4.6. Satellite Composite Performance Ranking
The satellite ranking based on the CS shows that GPM achieved the highest mean composite score (
Figure 10). However, it also displayed a relatively large uncertainty range between the 5th and 95th percentiles, indicating some sensitivity to the weighting of the evaluation metrics. SM2RAIN212N ranked second with a slightly lower mean score than GPM but showed a narrower uncertainty interval, suggesting more stable performance across different weighting combinations. CHIRPS followed closely with a comparable mean score but with slightly higher uncertainty compared to SM2RAIN212N.
HSAF05B and PDIRNOW obtained the lowest composite scores. HSAF05B performed marginally better than PDIRNOW and exhibited a smaller uncertainty range, indicating consistently low performance regardless of the weighting scheme. PDIRNOW showed both a low mean score and a wide uncertainty interval, reflecting higher sensitivity to changes in the metric prioritization.
Overall, GPM and SM2RAIN212N demonstrated the best performance among the evaluated satellite products, while HSAF05B and PDIRNOW consistently ranked lower across the different weighting scenarios.
4.7. Data Latency and Product Uncertainties
To provide a clear overview of the characteristics and limitations of the analyzed products, this section focuses on data latency and its implications for operational and research applications. Selecting an appropriate SPP for a given purpose inherently involves a trade-off between data latency and retrieval accuracy. The five products analyzed in this study exhibit distinct features that influence their suitability for operational or research-oriented use.
As summarized in
Table 1, the latency of these SPPs varies considerably, ranging from near real-time (NRT) availability to climatological time scales. Products with the lowest latency, such as HSAF05B and PDIRNOW, which provide data 15–60 min after observation, are particularly suitable for operational applications and hydrological early warning systems (it should be noted that HSAF05B was discontinued in January 2023 and replaced by the HSAF61B product, available since July 2020, which remains classified as NRT, although with a slightly higher latency of about 30 min). SM2RAIN212N, with a latency of 2–5 days, belongs to the quasi–real-time category and is appropriate for short-term hydrological monitoring and water resource management. While slower than the NRT products, it still allows timely assessment of rainfall events and their hydrological impacts. In contrast, CHIRPS and GPM have considerably higher latencies (about 2–3 weeks and 3.5 months, respectively), which limits their use in real-time operations. However, these products are well suited for post-event analyses, drought monitoring, and climatological studies, where accuracy is prioritized over immediacy.

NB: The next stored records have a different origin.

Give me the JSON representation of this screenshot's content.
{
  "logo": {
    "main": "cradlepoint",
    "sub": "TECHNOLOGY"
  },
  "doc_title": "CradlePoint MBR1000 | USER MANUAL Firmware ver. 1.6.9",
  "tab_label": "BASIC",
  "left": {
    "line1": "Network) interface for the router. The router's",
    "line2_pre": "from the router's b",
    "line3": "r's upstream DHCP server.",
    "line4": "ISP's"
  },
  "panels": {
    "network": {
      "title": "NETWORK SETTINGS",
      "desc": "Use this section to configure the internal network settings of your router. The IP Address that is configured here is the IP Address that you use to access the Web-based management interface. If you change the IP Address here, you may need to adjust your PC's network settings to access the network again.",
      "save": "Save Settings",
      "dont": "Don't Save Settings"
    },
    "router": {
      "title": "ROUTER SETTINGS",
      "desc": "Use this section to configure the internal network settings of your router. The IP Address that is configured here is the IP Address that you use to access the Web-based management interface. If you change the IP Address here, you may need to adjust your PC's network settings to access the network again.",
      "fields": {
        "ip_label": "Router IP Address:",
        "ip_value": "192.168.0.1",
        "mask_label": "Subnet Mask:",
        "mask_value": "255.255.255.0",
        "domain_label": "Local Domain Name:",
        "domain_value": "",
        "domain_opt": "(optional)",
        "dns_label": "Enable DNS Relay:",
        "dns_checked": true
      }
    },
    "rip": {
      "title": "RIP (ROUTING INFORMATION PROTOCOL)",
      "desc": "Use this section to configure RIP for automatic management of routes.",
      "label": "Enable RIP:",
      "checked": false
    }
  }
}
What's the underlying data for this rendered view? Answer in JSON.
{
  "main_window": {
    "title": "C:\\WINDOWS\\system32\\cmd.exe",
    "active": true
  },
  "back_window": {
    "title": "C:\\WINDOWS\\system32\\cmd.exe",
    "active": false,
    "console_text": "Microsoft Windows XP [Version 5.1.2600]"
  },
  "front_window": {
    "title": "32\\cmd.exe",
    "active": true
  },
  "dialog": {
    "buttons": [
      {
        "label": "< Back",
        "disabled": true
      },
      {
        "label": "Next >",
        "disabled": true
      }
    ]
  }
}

Latency differences are closely linked to the intrinsic uncertainties of each product, which directly affect their performance and operational applicability. PDIRNOW and SM2RAIN212N demonstrate strong detection capabilities but tend to overestimate rainfall intensity, potentially leading to false alarms. Previous studies have also noted that SM2RAIN212N may underestimate peak rainfall and occasionally produce spurious precipitation events. Despite these limitations, their near- and quasi–real-time availability makes them valuable tools for flood forecasting and rapid hydrological response. CHIRPS, by contrast, exhibits more conservative behavior, generally underestimating intense precipitation events while providing stable and reliable estimates over longer time scales, making it particularly suitable for drought monitoring and climatological analysis. HSAF05B shows a pronounced seasonal bias, with lower reliability during colder months, reflecting the known limitations of infrared-based algorithms in distinguishing between precipitating and non-precipitating clouds at low temperatures. Finally, GPM emerges as the most balanced and accurate product overall; however, its high latency restricts its use to research and climatological validation rather than operational applications.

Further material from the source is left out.